Netflix's shocker, based on a story by Stephen and Joe King, is twisty — but dark — fun.


I remember reading “In the Tall Grass,” a novella by Stephen and Joe King, when it was published in 2012. I found it harrowing and vivid, particularly a visceral sequence late in the story (which I wouldn’t dare even allude to here) that left me shuddering.

I was skeptical, however, when a film adaptation was announced; despite tantalizing hints of backstory, the novella is mostly spent with heat-addled characters wandering around a field. Can you stretch that action to feature length?

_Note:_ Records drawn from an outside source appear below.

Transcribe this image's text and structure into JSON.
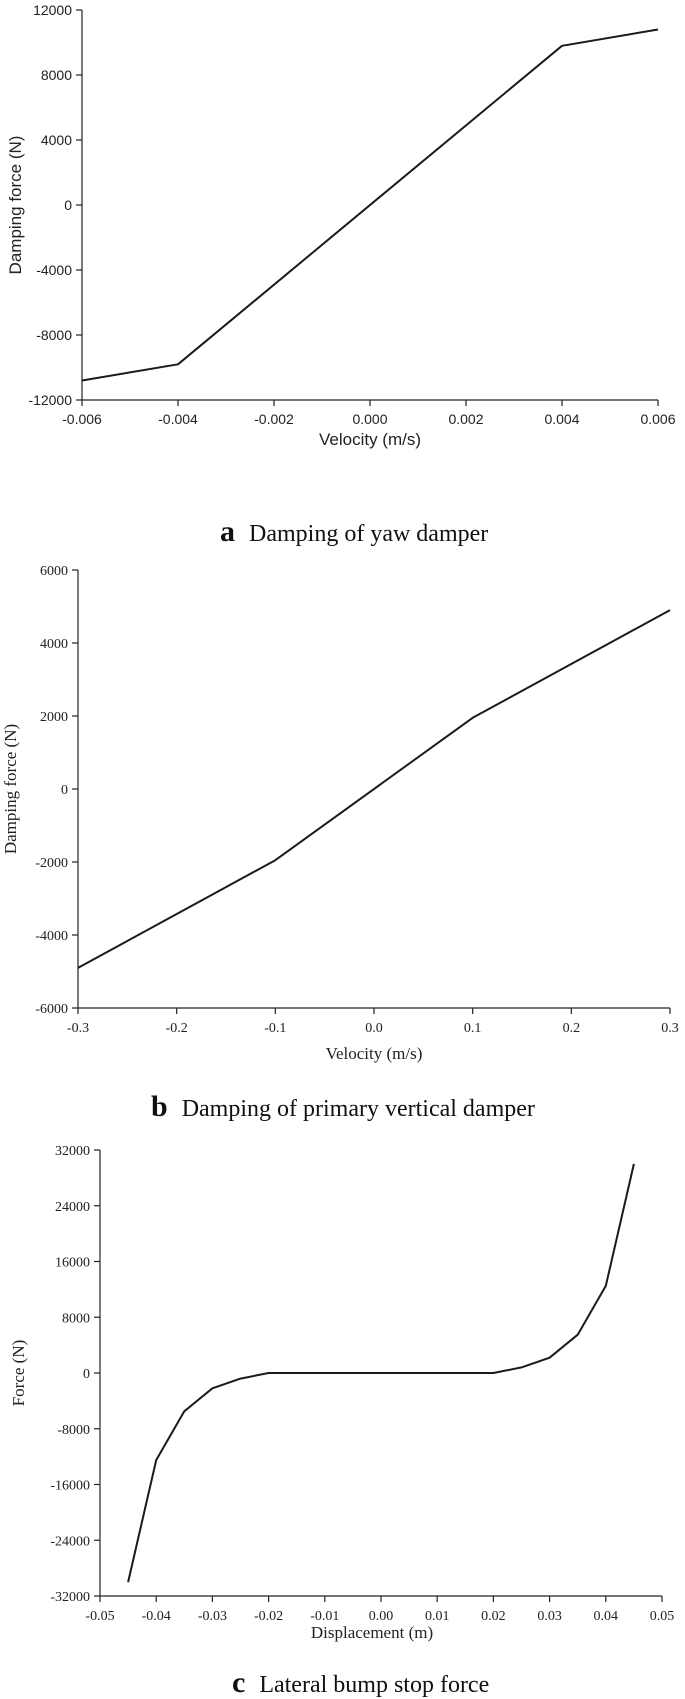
{
  "chart_data": [
    {
      "type": "line",
      "xlabel": "Velocity (m/s)",
      "ylabel": "Damping force (N)",
      "xlim": [
        -0.006,
        0.006
      ],
      "ylim": [
        -12000,
        12000
      ],
      "xticks": [
        "-0.006",
        "-0.004",
        "-0.002",
        "0.000",
        "0.002",
        "0.004",
        "0.006"
      ],
      "yticks": [
        "12000",
        "8000",
        "4000",
        "0",
        "-4000",
        "-8000",
        "-12000"
      ],
      "x": [
        -0.006,
        -0.004,
        0.004,
        0.006
      ],
      "y": [
        -10800,
        -9800,
        9800,
        10800
      ],
      "caption_letter": "a",
      "caption_text": "Damping of yaw damper"
    },
    {
      "type": "line",
      "xlabel": "Velocity (m/s)",
      "ylabel": "Damping force (N)",
      "xlim": [
        -0.3,
        0.3
      ],
      "ylim": [
        -6000,
        6000
      ],
      "xticks": [
        "-0.3",
        "-0.2",
        "-0.1",
        "0.0",
        "0.1",
        "0.2",
        "0.3"
      ],
      "yticks": [
        "6000",
        "4000",
        "2000",
        "0",
        "-2000",
        "-4000",
        "-6000"
      ],
      "x": [
        -0.3,
        -0.1,
        0.1,
        0.3
      ],
      "y": [
        -4900,
        -1950,
        1950,
        4900
      ],
      "caption_letter": "b",
      "caption_text": "Damping of primary vertical damper"
    },
    {
      "type": "line",
      "xlabel": "Displacement (m)",
      "ylabel": "Force (N)",
      "xlim": [
        -0.05,
        0.05
      ],
      "ylim": [
        -32000,
        32000
      ],
      "xticks": [
        "-0.05",
        "-0.04",
        "-0.03",
        "-0.02",
        "-0.01",
        "0.00",
        "0.01",
        "0.02",
        "0.03",
        "0.04",
        "0.05"
      ],
      "yticks": [
        "32000",
        "24000",
        "16000",
        "8000",
        "0",
        "-8000",
        "-16000",
        "-24000",
        "-32000"
      ],
      "x": [
        -0.045,
        -0.04,
        -0.035,
        -0.03,
        -0.025,
        -0.02,
        0.02,
        0.025,
        0.03,
        0.035,
        0.04,
        0.045
      ],
      "y": [
        -30000,
        -12500,
        -5500,
        -2200,
        -800,
        0,
        0,
        800,
        2200,
        5500,
        12500,
        30000
      ],
      "caption_letter": "c",
      "caption_text": "Lateral bump stop force"
    }
  ]
}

The answer is a qualified yes. Vincenzo Natali, who adapted the story and directed “In the Tall Grass” for Netflix, has done a fine job extrapolating from the novella’s themes and characters and teasing out a robust and intriguing arc. It’s imperfect and a bit too long, but it works.

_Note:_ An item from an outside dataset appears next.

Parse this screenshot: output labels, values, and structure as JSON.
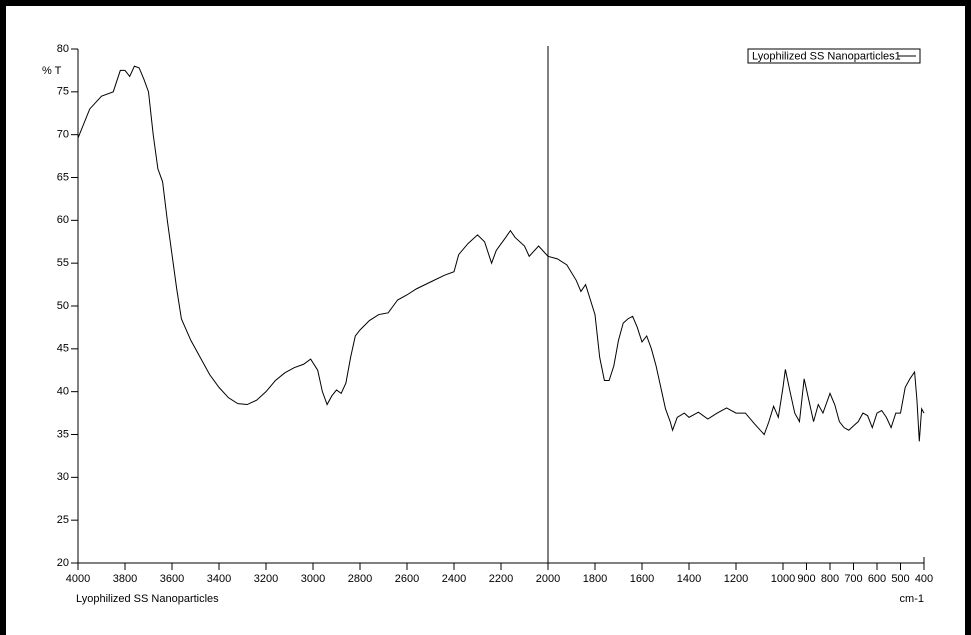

Becky (Laysla De Oliveira) and Cal (Avery Whitted), a brother and sister on a cross-country journey, pull over in rural Kansas and are stunned to hear a cry from a grassy field. The plaintive and oddly clear wails are from Tobin (Will Buie Jr.), who claims to be trapped in the weeds. Cal ducks in to retrieve him; Becky follows a few minutes later. But they can’t seem to locate the boy, no matter how close the calls seem; they also can’t find each other, even when desperate jumps above the grass reveal they’re only feet apart.

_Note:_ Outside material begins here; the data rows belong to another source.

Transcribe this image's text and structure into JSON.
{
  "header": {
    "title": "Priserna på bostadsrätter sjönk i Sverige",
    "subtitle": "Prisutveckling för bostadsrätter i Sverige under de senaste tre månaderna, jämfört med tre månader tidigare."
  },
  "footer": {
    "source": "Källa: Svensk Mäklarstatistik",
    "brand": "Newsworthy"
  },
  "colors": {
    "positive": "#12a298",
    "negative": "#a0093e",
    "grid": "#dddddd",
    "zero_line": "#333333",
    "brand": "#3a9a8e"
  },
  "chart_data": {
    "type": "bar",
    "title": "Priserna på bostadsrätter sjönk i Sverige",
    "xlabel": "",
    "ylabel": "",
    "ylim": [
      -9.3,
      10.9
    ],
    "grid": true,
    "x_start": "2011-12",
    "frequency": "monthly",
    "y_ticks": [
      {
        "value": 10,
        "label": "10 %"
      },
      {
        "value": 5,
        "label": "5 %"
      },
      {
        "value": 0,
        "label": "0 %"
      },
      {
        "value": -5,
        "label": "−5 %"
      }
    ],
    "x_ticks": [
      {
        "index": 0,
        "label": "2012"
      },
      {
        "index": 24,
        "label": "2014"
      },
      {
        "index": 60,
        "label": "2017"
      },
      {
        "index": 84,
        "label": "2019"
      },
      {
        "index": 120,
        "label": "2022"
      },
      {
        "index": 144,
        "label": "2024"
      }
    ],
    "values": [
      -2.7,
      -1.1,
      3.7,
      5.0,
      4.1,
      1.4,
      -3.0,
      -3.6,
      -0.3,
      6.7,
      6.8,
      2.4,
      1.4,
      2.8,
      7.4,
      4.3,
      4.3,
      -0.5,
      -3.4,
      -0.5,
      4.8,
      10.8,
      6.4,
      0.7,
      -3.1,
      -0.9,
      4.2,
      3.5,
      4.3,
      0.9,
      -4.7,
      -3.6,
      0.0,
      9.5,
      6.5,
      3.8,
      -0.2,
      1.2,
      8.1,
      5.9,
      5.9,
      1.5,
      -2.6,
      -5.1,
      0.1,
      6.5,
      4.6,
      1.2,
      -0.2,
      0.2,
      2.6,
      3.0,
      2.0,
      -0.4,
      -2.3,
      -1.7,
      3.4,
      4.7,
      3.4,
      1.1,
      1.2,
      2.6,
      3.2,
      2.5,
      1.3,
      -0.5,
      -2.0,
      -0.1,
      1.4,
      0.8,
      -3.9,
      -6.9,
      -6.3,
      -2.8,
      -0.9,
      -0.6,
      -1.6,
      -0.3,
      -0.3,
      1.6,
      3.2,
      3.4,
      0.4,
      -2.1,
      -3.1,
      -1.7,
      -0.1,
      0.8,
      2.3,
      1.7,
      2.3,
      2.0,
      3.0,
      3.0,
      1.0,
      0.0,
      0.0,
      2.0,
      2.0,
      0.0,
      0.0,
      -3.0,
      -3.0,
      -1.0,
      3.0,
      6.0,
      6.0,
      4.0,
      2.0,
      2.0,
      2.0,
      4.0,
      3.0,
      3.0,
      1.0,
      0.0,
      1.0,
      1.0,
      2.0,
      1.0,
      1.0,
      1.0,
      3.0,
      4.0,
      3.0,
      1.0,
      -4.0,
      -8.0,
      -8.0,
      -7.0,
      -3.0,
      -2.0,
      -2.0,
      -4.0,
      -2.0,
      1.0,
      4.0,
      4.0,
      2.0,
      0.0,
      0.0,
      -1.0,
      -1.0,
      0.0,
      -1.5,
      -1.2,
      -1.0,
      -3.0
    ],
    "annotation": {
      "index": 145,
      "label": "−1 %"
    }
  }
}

The mystery deepens when Tobin’s father, Ross (Patrick Wilson) turns up, offering aid to Becky and demonstrating a curious lack of fear at their reality-warping predicament. As he introduces the siblings to a towering, uncanny black rock — carved with vivid and often disturbing imagery — in the middle of the field, an already bizarre story takes several unexpected (and never fully comprehensible) turns. “In the Tall Grass” is an accessible bit of the subgenre known as the New Weird — visually stunning and intense, without a need to fully explain itself.

Natali has proven adept at both the unconventional and the unpleasant in the past; his science-fiction oddity “Cube” is close to brilliant, and his skin-crawling “Splice” is an underappreciated gem. With “In the Tall Grass,” he keeps an occasionally careening train on the rails amidst a lot of circuitous plotting — no easy task. Particularly with the scene where … whoops, almost forgot. No discussing that scene. Let’s just say that “In the Tall Grass” is definitely not for the squeamish.

My Rating: 7/10

“In the Tall Grass” begins streaming on Netflix on Friday, Oct. 4.